On April 30, 2024, the IFRS Foundation’s International Sustainability Standards Board (the “ISSB”) announced the publication of the IFRS Sustainability Disclosure Taxonomy (the “Taxonomy”), a new digital tool that will enable investors to analyze sustainability-related financial disclosures based on the ISSB’s recently released sustainability and climate-related reporting standards.

The Taxonomy reflects the first two standards issued by the ISSB in June 2023, namely IFRS S1 (General Requirements for Disclosure of Sustainability-related Financial Information) and IFRS S2 (Climate-related Disclosures), as well as their accompanying guidance. The two standards took effect in January 2024. Following the launch of IFRS S1 and S2, the ISSB published a proposed digital taxonomy reflecting the disclosure requirements included in the standards. The newly launched Taxonomy contains the disclosures collected to date under the two reporting standards.

Similar to the IFRS Accounting Taxonomy used for financial reporting, the Taxonomy is a classification system, composed of a set of XBRL files used to identify information. The Taxonomy aims to facilitate communication between preparers and users of the disclosures by improving accessibility and comparability of the reported information for investors.

The IFRS Foundation announced a webcast, scheduled for later in May, to explain the role of the ISSB Taxonomy and its benefits.

IFRS Press Release
IFRS Sustainability Disclosure Taxonomy (ISSB Taxonomy)

U.S.: Government Streamlines Environmental Reviews for Clean Energy and Infrastructure Projects

On April 30, 2024, the Biden Administration introduced significant changes to the federal permitting process in an effort to accelerate the development of infrastructure and green projects across the United States.
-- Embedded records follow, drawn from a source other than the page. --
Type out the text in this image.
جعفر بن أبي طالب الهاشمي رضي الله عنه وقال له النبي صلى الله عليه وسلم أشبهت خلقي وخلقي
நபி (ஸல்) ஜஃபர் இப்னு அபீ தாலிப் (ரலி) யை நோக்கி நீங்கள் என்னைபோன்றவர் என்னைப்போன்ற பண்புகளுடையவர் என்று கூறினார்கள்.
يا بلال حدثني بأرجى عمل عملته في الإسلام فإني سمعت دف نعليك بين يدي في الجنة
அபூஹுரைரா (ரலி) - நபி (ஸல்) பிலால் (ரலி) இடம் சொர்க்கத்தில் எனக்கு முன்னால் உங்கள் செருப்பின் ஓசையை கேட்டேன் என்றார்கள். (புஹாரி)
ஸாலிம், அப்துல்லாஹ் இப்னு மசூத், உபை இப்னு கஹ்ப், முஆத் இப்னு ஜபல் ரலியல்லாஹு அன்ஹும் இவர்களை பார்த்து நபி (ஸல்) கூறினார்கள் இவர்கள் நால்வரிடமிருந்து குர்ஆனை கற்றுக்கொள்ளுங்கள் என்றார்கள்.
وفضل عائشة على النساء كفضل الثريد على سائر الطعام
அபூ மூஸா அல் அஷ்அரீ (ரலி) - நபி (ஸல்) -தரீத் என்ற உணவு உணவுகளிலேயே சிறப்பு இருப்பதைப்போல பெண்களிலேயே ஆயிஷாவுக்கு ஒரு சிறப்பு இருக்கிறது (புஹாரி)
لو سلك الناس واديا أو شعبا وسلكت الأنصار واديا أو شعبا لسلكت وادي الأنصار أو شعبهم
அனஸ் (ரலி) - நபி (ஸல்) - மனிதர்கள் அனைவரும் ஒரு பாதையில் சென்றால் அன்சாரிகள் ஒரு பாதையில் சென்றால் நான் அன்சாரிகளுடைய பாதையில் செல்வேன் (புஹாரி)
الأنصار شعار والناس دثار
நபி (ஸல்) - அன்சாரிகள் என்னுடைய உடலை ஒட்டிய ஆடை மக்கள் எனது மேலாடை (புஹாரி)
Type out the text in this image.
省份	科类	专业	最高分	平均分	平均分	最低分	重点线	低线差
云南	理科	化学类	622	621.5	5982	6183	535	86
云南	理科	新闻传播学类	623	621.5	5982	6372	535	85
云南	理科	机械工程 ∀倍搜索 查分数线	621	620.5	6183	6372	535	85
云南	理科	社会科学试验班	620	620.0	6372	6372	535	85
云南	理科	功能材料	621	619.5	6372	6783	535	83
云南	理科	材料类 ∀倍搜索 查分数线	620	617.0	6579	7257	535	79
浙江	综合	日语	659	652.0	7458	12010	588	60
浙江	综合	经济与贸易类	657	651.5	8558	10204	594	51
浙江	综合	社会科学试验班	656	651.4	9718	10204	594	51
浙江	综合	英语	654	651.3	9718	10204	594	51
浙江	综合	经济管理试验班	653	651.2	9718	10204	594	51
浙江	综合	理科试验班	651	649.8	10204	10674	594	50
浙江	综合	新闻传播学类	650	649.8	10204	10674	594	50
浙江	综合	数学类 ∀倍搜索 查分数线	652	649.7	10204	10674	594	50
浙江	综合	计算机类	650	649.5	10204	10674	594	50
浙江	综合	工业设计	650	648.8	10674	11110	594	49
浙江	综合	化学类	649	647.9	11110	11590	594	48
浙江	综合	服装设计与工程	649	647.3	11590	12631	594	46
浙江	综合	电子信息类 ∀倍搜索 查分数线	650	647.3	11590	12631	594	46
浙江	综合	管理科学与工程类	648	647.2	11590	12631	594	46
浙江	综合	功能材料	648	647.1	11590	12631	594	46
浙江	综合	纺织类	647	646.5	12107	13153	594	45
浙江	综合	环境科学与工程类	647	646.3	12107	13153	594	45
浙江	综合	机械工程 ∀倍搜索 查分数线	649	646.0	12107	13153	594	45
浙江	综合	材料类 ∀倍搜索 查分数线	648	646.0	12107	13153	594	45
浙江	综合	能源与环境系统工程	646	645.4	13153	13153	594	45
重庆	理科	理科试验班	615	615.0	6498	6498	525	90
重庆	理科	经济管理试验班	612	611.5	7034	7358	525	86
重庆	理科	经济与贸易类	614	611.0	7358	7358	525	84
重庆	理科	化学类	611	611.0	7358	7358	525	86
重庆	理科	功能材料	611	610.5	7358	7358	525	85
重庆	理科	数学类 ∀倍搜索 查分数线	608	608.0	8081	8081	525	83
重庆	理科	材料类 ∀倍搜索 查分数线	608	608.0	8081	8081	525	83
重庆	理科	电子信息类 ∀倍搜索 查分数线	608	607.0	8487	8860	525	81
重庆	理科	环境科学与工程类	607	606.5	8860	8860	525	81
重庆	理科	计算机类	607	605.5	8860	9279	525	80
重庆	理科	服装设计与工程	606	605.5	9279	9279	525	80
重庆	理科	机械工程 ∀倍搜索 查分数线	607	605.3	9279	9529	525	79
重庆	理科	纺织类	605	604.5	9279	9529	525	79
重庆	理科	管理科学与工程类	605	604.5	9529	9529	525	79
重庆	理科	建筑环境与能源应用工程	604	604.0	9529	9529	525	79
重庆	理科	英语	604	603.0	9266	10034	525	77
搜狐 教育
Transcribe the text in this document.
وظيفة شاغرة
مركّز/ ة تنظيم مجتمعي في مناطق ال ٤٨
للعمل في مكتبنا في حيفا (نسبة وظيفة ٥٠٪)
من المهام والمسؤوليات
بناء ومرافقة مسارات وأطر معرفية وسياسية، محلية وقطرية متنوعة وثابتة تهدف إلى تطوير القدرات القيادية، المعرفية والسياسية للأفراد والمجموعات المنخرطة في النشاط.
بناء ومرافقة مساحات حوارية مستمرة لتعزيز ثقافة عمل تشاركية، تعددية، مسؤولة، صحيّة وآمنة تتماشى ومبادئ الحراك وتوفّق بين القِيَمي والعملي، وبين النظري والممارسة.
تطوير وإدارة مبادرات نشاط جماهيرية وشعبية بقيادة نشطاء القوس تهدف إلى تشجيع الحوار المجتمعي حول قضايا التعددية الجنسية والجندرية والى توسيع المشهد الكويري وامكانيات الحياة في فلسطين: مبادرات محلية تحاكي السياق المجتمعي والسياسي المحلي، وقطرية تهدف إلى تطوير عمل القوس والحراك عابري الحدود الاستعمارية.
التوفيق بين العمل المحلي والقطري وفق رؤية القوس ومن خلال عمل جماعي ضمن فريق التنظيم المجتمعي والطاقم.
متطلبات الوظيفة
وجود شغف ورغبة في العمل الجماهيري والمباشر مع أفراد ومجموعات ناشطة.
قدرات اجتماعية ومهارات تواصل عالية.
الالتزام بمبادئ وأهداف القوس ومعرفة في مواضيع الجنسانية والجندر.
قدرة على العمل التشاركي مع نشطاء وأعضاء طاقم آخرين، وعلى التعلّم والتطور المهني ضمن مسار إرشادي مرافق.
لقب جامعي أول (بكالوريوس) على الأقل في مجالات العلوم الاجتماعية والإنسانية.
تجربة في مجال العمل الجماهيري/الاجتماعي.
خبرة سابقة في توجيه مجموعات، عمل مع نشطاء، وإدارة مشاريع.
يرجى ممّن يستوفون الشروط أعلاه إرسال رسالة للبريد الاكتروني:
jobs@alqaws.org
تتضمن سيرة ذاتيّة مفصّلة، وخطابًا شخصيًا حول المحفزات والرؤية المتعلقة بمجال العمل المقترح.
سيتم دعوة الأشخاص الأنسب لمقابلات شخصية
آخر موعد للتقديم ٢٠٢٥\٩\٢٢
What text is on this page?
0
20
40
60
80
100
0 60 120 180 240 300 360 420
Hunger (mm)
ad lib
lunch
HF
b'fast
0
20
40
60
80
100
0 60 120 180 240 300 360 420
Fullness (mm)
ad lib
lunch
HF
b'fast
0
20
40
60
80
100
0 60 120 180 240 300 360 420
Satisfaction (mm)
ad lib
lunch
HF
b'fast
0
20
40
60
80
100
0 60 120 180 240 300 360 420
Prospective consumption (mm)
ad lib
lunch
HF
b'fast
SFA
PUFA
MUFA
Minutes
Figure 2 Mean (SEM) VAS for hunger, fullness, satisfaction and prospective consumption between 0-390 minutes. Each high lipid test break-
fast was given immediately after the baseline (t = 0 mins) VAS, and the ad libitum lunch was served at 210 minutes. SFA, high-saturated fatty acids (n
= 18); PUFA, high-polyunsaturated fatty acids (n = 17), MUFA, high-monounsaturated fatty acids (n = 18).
The goal is to accelerate project commencement and completion in an effort to address significant delays in the sector.

The changes introduced include: (i) stricter timelines for completing environmental reviews (two years for comprehensive environmental impact statements and one year for less extensive environmental assessments); (ii) shorter and more easily understandable environmental documents for better accessibility; and (iii) broader use of categorical exclusions, enabling a more expedited form of environmental review for projects deemed to have minimal environmental impacts.